One result of the new propaganda and recruitment methods is the emergence of more so-called “lone wolf” actors—such as Jackson, Page, Bissonnette, and Roof. As hateful narratives reach a broader base of vulnerable and marginalized young people, the propagandists are able to mobilize a larger pool of potential terrorists. Much like what was seen in Islamist terror groups, the organized and violent right-wing extremist groups are more than willing to exploit this model of “leaderless resistance”—a concept pushed by neo-Nazi writer James Mason and other white supremacists of attaching yourself stealthily to a movement, but not to any specific group, so as to be violent (i.e., deadly), and inflict unexpected damage, without bringing down other members, and to slip under the radar of law enforcement.

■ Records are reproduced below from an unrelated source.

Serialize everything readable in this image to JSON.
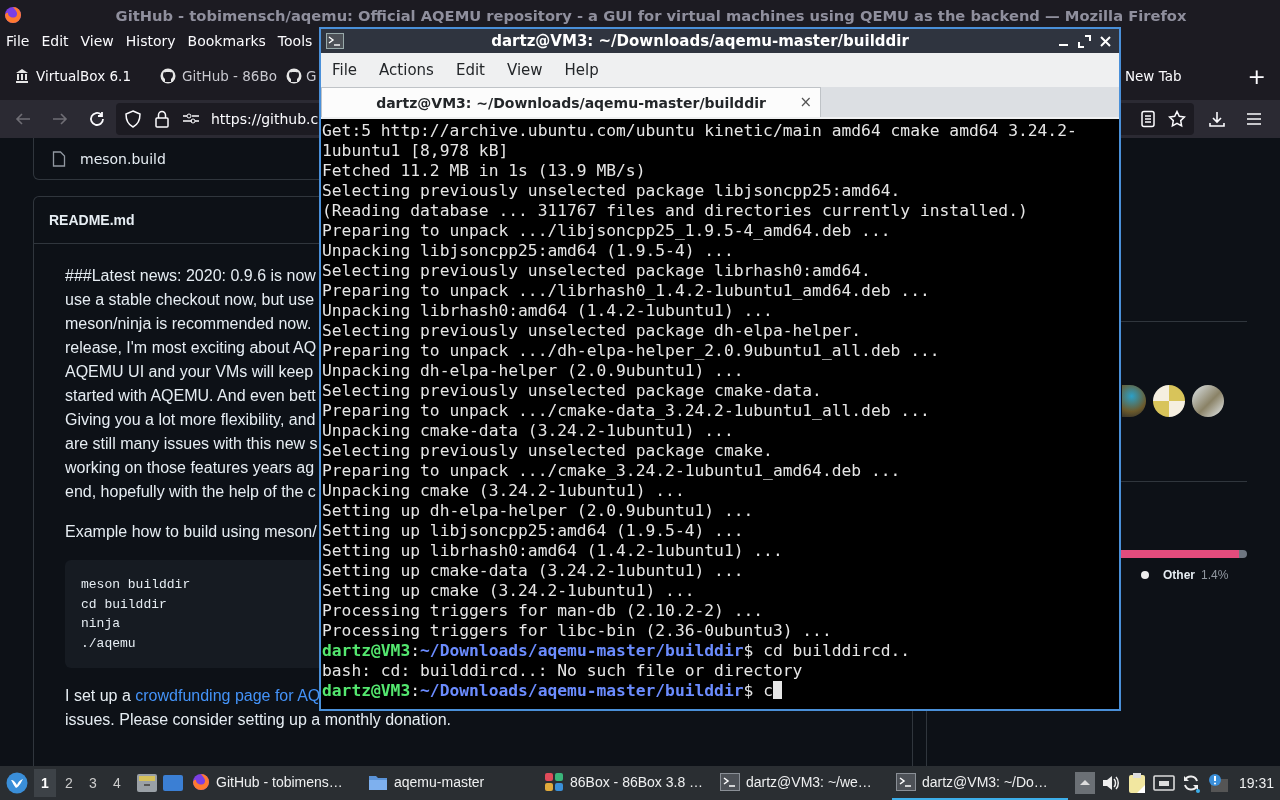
{
  "browser": {
    "title": "GitHub - tobimensch/aqemu: Official AQEMU repository - a GUI for virtual machines using QEMU as the backend — Mozilla Firefox",
    "menu": [
      "File",
      "Edit",
      "View",
      "History",
      "Bookmarks",
      "Tools"
    ],
    "tabs": [
      {
        "label": "VirtualBox 6.1",
        "selected": false
      },
      {
        "label": "GitHub - 86Bo",
        "selected": false
      },
      {
        "label": "G",
        "selected": false
      },
      {
        "label": "New Tab",
        "selected": false
      }
    ],
    "add_tab": "+",
    "url": "https://github.c",
    "files": [
      "meson.build"
    ],
    "readme": {
      "title": "README.md",
      "lines": [
        "###Latest news: 2020: 0.9.6 is now",
        "use a stable checkout now, but use",
        "meson/ninja is recommended now.",
        "release, I'm most exciting about AQ",
        "AQEMU UI and your VMs will keep",
        "started with AQEMU. And even bett",
        "Giving you a lot more flexibility, and",
        "are still many issues with this new s",
        "working on those features years ag",
        "end, hopefully with the help of the c"
      ],
      "example": "Example how to build using meson/",
      "code": [
        "meson builddir",
        "cd builddir",
        "ninja",
        "./aqemu"
      ],
      "crowd_text": "I set up a ",
      "crowd_link": "crowdfunding page for AQ",
      "after": "issues. Please consider setting up a monthly donation."
    },
    "sidebar": {
      "contributors": [
        {
          "kind": "globe"
        },
        {
          "kind": "pattern"
        },
        {
          "kind": "bird"
        }
      ],
      "languages": {
        "level": 0.94,
        "legend": [
          {
            "name": "Other",
            "percent": "1.4%",
            "color": "#ededed"
          }
        ]
      }
    }
  },
  "terminal": {
    "title": "dartz@VM3: ~/Downloads/aqemu-master/builddir",
    "menu": [
      "File",
      "Actions",
      "Edit",
      "View",
      "Help"
    ],
    "tab": {
      "label": "dartz@VM3: ~/Downloads/aqemu-master/builddir",
      "close": "×"
    },
    "lines": [
      {
        "kind": "output",
        "text": "Get:5 http://archive.ubuntu.com/ubuntu kinetic/main amd64 cmake amd64 3.24.2-"
      },
      {
        "kind": "output",
        "text": "1ubuntu1 [8,978 kB]"
      },
      {
        "kind": "output",
        "text": "Fetched 11.2 MB in 1s (13.9 MB/s)"
      },
      {
        "kind": "output",
        "text": "Selecting previously unselected package libjsoncpp25:amd64."
      },
      {
        "kind": "output",
        "text": "(Reading database ... 311767 files and directories currently installed.)"
      },
      {
        "kind": "output",
        "text": "Preparing to unpack .../libjsoncpp25_1.9.5-4_amd64.deb ..."
      },
      {
        "kind": "output",
        "text": "Unpacking libjsoncpp25:amd64 (1.9.5-4) ..."
      },
      {
        "kind": "output",
        "text": "Selecting previously unselected package librhash0:amd64."
      },
      {
        "kind": "output",
        "text": "Preparing to unpack .../librhash0_1.4.2-1ubuntu1_amd64.deb ..."
      },
      {
        "kind": "output",
        "text": "Unpacking librhash0:amd64 (1.4.2-1ubuntu1) ..."
      },
      {
        "kind": "output",
        "text": "Selecting previously unselected package dh-elpa-helper."
      },
      {
        "kind": "output",
        "text": "Preparing to unpack .../dh-elpa-helper_2.0.9ubuntu1_all.deb ..."
      },
      {
        "kind": "output",
        "text": "Unpacking dh-elpa-helper (2.0.9ubuntu1) ..."
      },
      {
        "kind": "output",
        "text": "Selecting previously unselected package cmake-data."
      },
      {
        "kind": "output",
        "text": "Preparing to unpack .../cmake-data_3.24.2-1ubuntu1_all.deb ..."
      },
      {
        "kind": "output",
        "text": "Unpacking cmake-data (3.24.2-1ubuntu1) ..."
      },
      {
        "kind": "output",
        "text": "Selecting previously unselected package cmake."
      },
      {
        "kind": "output",
        "text": "Preparing to unpack .../cmake_3.24.2-1ubuntu1_amd64.deb ..."
      },
      {
        "kind": "output",
        "text": "Unpacking cmake (3.24.2-1ubuntu1) ..."
      },
      {
        "kind": "output",
        "text": "Setting up dh-elpa-helper (2.0.9ubuntu1) ..."
      },
      {
        "kind": "output",
        "text": "Setting up libjsoncpp25:amd64 (1.9.5-4) ..."
      },
      {
        "kind": "output",
        "text": "Setting up librhash0:amd64 (1.4.2-1ubuntu1) ..."
      },
      {
        "kind": "output",
        "text": "Setting up cmake-data (3.24.2-1ubuntu1) ..."
      },
      {
        "kind": "output",
        "text": "Setting up cmake (3.24.2-1ubuntu1) ..."
      },
      {
        "kind": "output",
        "text": "Processing triggers for man-db (2.10.2-2) ..."
      },
      {
        "kind": "output",
        "text": "Processing triggers for libc-bin (2.36-0ubuntu3) ..."
      },
      {
        "kind": "prompt",
        "user": "dartz@VM3",
        "sep": ":",
        "path": "~/Downloads/aqemu-master/builddir",
        "command": "$ cd builddircd..",
        "cursor": false
      },
      {
        "kind": "output",
        "text": "bash: cd: builddircd..: No such file or directory"
      },
      {
        "kind": "prompt",
        "user": "dartz@VM3",
        "sep": ":",
        "path": "~/Downloads/aqemu-master/builddir",
        "command": "$ c",
        "cursor": true
      }
    ]
  },
  "taskbar": {
    "workspaces": [
      {
        "label": "1",
        "selected": true
      },
      {
        "label": "2",
        "selected": false
      },
      {
        "label": "3",
        "selected": false
      },
      {
        "label": "4",
        "selected": false
      }
    ],
    "tasks": [
      {
        "label": "GitHub - tobimens…",
        "selected": false
      },
      {
        "label": "aqemu-master",
        "selected": false
      },
      {
        "label": "86Box - 86Box 3.8 …",
        "selected": false
      },
      {
        "label": "dartz@VM3: ~/we…",
        "selected": false
      },
      {
        "label": "dartz@VM3: ~/Do…",
        "selected": true
      }
    ],
    "clock": "19:31"
  }
}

Some of these individuals are galvanized by a vast online space where search engines and social media steer users toward certain materials and curate ideas that only likely reinforce their worldviews. As companies like Facebook and Twitter create algorithms that direct users to materials they typically “like” and consume, the result is the creation of what has been referred to as “echo chambers,” where users (and some politicians) are sometimes drawn down a rabbit hole of conspiracy theories, fake news, manipulated truths, and alternative facts.

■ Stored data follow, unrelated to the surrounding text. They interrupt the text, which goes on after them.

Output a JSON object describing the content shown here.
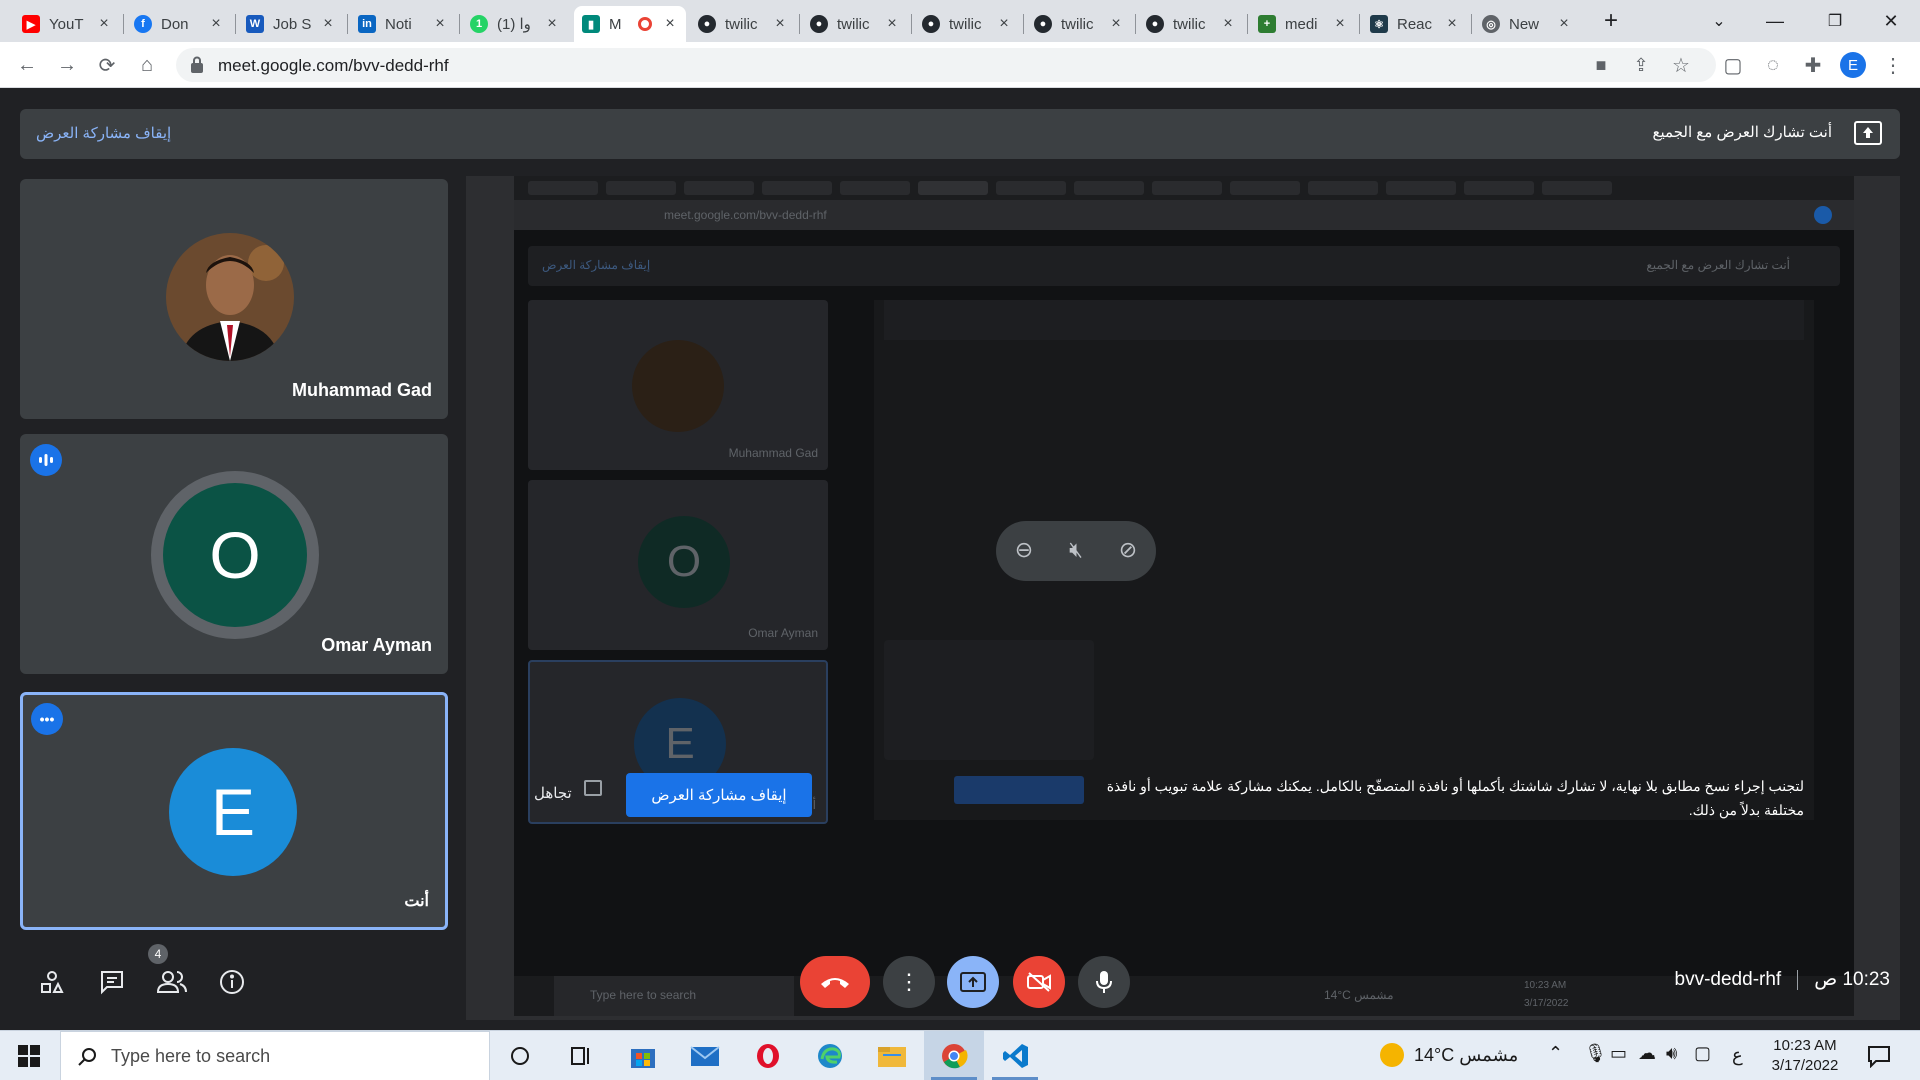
{
  "browser": {
    "tabs": [
      {
        "label": "YouT",
        "icon": "youtube-icon",
        "color": "#ff0000"
      },
      {
        "label": "Don",
        "icon": "facebook-icon",
        "color": "#1877f2"
      },
      {
        "label": "Job S",
        "icon": "word-icon",
        "color": "#185abd"
      },
      {
        "label": "Noti",
        "icon": "linkedin-icon",
        "color": "#0a66c2"
      },
      {
        "label": "(1) وا",
        "icon": "whatsapp-icon",
        "color": "#25d366"
      },
      {
        "label": "M",
        "icon": "meet-icon",
        "color": "#00897b"
      },
      {
        "label": "twilic",
        "icon": "github-icon",
        "color": "#24292f"
      },
      {
        "label": "twilic",
        "icon": "github-icon",
        "color": "#24292f"
      },
      {
        "label": "twilic",
        "icon": "github-icon",
        "color": "#24292f"
      },
      {
        "label": "twilic",
        "icon": "github-icon",
        "color": "#24292f"
      },
      {
        "label": "twilic",
        "icon": "github-icon",
        "color": "#24292f"
      },
      {
        "label": "medi",
        "icon": "medix-icon",
        "color": "#2e7d32"
      },
      {
        "label": "Reac",
        "icon": "react-icon",
        "color": "#1f3a4a"
      },
      {
        "label": "New",
        "icon": "chrome-icon",
        "color": "#5f6368"
      }
    ],
    "url": "meet.google.com/bvv-dedd-rhf",
    "profile_initial": "E"
  },
  "meet": {
    "banner": {
      "stop_link": "إيقاف مشاركة العرض",
      "share_text": "أنت تشارك العرض مع الجميع"
    },
    "participants": [
      {
        "name": "Muhammad Gad",
        "type": "photo"
      },
      {
        "name": "Omar Ayman",
        "initial": "O",
        "color": "#0b5345",
        "speaking": true
      },
      {
        "name": "أنت",
        "initial": "E",
        "color": "#1a8cd8",
        "self": true
      }
    ],
    "presentation": {
      "warning": "لتجنب إجراء نسخ مطابق بلا نهاية، لا تشارك شاشتك بأكملها أو نافذة المتصفّح بالكامل. يمكنك مشاركة علامة تبويب أو نافذة مختلفة بدلاً من ذلك.",
      "stop_button": "إيقاف مشاركة العرض",
      "ignore": "تجاهل",
      "mirror": {
        "url": "meet.google.com/bvv-dedd-rhf",
        "banner_left": "إيقاف مشاركة العرض",
        "banner_right": "أنت تشارك العرض مع الجميع",
        "names": [
          "Muhammad Gad",
          "Omar Ayman",
          "أنت"
        ],
        "initials": [
          "O",
          "E"
        ],
        "search": "Type here to search",
        "weather": "14°C مشمس",
        "time": "10:23 AM",
        "date": "3/17/2022"
      }
    },
    "bottom": {
      "people_count": "4",
      "meeting_code": "bvv-dedd-rhf",
      "time": "10:23 ص"
    }
  },
  "taskbar": {
    "search_placeholder": "Type here to search",
    "weather": "14°C مشمس",
    "lang": "ع",
    "time": "10:23 AM",
    "date": "3/17/2022"
  },
  "colors": {
    "accent": "#1a73e8",
    "end_call": "#ea4335",
    "present_active": "#8ab4f8"
  }
}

The evolution of right-wing extremism is organic—in the sense that movements have grown in tandem with contemporary technologies—but also purposeful, in that movements seek to exploit new avenues for recruitment and mobilization. This evolution’s potentially most dangerous outgrowth is the idea that what was easily identified is now more invisible, since the ugly imagery of the old days has given way to a more normalized and less-edgy appearance. The result is that far right-wing extremism has not only grown significantly but has also become far less predictable and more difficult to monitor—especially in terms of its propensity for committing acts of terrorism and how the multitudes of terabytes of toxic propaganda litter every corner of the internet—from the far reaches of the dark web to hidden within your children’s YouTube videos about Minecraft and communicated over their headsets when multiplayer gaming on their gaming console. These realities underscore the challenges we face in our ongoing and determined effort to prevent violent extremism in all its manifestations.
And don’t get me started on how white-supremacist recruiters from Russia and Eastern Europe have recently been strategically infiltrating online safe zones dedicated to getting support for autism spectrum disorder, Asperger’s syndrome/HFA, and depression, as well as multiplayer gaming forums—just looking for the next vulnerable, marginalized person to manipulate and create a weapon out of … because we’d be here all day.
I urge you to become more aware of the threat that these far-right extremist groups pose. They are, at the same time, the brutal Nazis our grandparents fought and beat, and a Silicon Valley metastasis of that cancer being incubated by disinformation on social media and real-life uncertainty. They are savvy, always shapeshifting, polishing their recruitment tactics, and trying to seek out our most vulnerable to infect. This is the new “Stranger Danger” that we need to discuss with our children.
It’s time for adults to be more vulnerable and open with our children. We are not superheroes. Perhaps, when we realize that, our children will learn to be more vulnerable and open with us when we need them to be.